6.2 Default Deny Thinking
Client VPN harus didesain default deny:
Authenticate user
Grant only required destination CIDRs
Deny by absence of rule
Restrict with SG/firewall again
Log all sessions
Jangan membuat “temporary all access” lalu lupa.
7. Authentication Model
Client VPN mendukung beberapa model authentication:
| Model | Cocok untuk | Catatan |
|---|---|---|
| Mutual certificate | Strong device/client certificate identity | Perlu lifecycle CA/cert revocation |
| Active Directory | Enterprise user/password/MFA via AD integration | Cocok untuk org dengan AWS Managed Microsoft AD/AD Connector |
| SAML federation | Centralized SSO/IdP | Cocok untuk Okta/Entra/IdP SAML compatible |
| Mutual + user-based | Device + user assurance | Lebih kuat, lebih kompleks operasional |
7.1 Mutual Authentication
Dengan mutual certificate, client dan server menggunakan certificate.
Kekuatan:
- device/client credential kuat;
- tidak bergantung penuh pada password;
- cocok untuk restricted admin endpoint.
Risiko operasional:
- certificate issuance harus terkontrol;
- revocation harus jelas;
- lost laptop procedure harus cepat;
- certificate sharing harus dicegah;
- expired certificate bisa menjadi incident.
7.2 SAML Federation
Dengan SAML, identity tetap di IdP pusat.
Kekuatan:
- user lifecycle mengikuti IdP;
- MFA/conditional access bisa terpusat;
- group-based authorization lebih natural;
- offboarding lebih cepat.
Risiko:
- IdP outage dapat memblokir new sessions;
- group mapping harus dipantau;
- session duration policy harus sesuai risk;
- break-glass strategy perlu disiapkan.
7.3 AD Authentication
AD cocok jika organisasi masih bergantung pada directory enterprise tradisional.
Kekuatan:
- integrasi user/group lama;
- MFA dapat digunakan jika dikonfigurasi melalui Directory Service path yang sesuai;
- familiar untuk network/security team.
Risiko:
- dependency ke AD/DNS sangat kritikal;
- latency ke directory mempengaruhi login;
- group sprawl bisa membuat authorization sulit diaudit.

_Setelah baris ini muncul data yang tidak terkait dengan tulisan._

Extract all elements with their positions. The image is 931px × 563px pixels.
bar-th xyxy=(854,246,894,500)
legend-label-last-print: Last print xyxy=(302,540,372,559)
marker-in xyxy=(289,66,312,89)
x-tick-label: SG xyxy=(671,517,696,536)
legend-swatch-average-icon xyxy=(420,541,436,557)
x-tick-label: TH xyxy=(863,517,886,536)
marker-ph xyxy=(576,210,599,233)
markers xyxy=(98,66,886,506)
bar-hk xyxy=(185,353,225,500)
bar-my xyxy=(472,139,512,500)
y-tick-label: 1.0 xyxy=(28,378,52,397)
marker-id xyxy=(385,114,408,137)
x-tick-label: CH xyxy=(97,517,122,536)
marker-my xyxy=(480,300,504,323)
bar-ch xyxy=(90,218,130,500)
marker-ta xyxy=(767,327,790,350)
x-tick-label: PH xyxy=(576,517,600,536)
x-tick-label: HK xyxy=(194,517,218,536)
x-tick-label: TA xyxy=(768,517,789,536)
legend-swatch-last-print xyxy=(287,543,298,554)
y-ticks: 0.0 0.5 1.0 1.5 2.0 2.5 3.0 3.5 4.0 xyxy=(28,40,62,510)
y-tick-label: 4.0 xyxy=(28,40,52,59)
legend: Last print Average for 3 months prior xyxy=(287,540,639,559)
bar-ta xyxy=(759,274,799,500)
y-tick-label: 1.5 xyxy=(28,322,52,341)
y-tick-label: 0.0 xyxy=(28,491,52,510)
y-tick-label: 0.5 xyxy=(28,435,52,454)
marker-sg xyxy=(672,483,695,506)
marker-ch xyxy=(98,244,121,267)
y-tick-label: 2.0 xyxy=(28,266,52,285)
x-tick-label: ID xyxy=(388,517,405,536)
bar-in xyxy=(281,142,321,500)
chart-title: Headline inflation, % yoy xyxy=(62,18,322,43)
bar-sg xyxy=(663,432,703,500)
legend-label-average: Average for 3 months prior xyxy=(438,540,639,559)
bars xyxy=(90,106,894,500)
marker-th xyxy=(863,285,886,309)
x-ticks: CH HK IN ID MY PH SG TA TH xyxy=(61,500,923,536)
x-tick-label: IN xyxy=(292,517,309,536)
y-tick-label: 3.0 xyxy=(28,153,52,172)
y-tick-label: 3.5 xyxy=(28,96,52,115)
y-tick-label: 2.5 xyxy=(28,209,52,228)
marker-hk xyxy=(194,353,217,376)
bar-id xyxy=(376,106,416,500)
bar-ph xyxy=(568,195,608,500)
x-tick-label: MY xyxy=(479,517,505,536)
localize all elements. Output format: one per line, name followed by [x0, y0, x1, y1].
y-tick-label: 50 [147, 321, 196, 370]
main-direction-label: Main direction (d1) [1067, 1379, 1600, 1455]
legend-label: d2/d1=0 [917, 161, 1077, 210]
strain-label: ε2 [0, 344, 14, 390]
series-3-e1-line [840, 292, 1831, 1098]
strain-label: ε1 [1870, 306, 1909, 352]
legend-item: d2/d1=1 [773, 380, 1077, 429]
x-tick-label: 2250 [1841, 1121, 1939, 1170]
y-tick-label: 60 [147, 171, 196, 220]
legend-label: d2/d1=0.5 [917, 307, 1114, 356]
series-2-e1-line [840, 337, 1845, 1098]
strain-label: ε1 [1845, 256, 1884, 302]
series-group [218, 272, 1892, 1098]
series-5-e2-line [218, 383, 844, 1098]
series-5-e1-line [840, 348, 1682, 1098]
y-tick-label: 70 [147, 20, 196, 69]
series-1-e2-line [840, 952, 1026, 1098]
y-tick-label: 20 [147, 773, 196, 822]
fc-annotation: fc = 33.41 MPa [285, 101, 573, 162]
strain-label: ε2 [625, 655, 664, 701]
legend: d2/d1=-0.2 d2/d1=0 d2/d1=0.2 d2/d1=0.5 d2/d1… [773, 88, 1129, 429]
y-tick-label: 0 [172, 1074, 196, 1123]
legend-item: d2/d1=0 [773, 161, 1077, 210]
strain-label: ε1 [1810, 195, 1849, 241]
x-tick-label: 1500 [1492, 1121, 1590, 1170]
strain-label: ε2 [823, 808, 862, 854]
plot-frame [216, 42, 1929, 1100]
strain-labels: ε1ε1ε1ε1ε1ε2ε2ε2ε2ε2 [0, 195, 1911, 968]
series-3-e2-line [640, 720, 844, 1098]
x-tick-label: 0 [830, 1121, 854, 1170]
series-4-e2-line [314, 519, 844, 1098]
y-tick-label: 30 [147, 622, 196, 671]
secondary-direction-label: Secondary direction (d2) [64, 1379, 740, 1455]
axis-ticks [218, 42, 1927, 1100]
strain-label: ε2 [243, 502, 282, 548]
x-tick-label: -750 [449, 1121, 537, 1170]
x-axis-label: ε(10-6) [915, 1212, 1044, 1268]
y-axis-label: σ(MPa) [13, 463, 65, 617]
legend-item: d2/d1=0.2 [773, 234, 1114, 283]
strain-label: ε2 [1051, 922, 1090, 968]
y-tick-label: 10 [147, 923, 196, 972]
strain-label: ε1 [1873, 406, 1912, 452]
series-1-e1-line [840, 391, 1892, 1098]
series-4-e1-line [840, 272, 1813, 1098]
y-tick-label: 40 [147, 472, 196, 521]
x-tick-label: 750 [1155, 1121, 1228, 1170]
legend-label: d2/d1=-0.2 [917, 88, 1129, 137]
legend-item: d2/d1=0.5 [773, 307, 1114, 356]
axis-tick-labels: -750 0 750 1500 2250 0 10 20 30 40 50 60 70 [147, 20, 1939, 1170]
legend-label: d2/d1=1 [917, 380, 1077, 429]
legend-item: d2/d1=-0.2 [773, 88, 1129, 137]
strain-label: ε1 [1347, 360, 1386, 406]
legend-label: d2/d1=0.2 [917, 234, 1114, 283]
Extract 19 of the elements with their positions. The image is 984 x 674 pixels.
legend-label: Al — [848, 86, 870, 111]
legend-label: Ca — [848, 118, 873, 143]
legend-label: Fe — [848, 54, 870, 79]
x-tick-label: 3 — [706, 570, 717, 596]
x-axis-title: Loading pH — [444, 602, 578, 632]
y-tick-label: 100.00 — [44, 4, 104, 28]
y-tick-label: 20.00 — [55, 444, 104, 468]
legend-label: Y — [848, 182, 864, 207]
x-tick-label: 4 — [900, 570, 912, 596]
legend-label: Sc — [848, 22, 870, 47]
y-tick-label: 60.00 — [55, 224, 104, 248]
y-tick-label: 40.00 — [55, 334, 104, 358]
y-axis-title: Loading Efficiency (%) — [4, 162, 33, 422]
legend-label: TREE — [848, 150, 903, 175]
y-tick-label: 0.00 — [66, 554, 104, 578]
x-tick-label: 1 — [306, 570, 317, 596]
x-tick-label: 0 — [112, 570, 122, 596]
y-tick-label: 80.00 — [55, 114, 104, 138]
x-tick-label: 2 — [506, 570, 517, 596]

8. Split Tunnel vs Full Tunnel
Ini keputusan besar.
8.1 Split Tunnel
Split tunnel berarti hanya traffic ke route tertentu yang masuk VPN. Traffic internet biasa tetap keluar dari network lokal user.
Kelebihan:
- mengurangi latency internet user;
- mengurangi AWS data transfer/egress;
- mengurangi load pada NAT/egress VPC;
- cocok untuk developer/admin access ke private resources.
Risiko:
- device bisa berbicara ke internet dan private network bersamaan;
- policy enforcement internet tidak central kecuali endpoint security mengontrolnya;
- route updates pada split tunnel dapat reset client connections;
- jika route terlalu luas, split tunnel menjadi hampir full tunnel tapi tanpa governance penuh.
8.2 Full Tunnel
Full tunnel mengirim semua traffic melalui VPN, biasanya route 0.0.0.0/0.
Kelebihan:
- centralized egress inspection;
- internet traffic dapat diaudit/filter dari AWS/enterprise path;
- cocok untuk managed workstation use case tertentu.
Biaya/risiko:
- egress cost naik;
- latency semua internet traffic naik;
- NAT/egress VPC menjadi critical path;
- route
0.0.0.0/0harus hati-hati; - DNS behavior harus dirancang;
- outage Client VPN mengganggu semua akses internet user.
8.3 Decision Rule
Need access only to AWS/on-prem private CIDR?
-> split tunnel
Need central internet inspection for remote users?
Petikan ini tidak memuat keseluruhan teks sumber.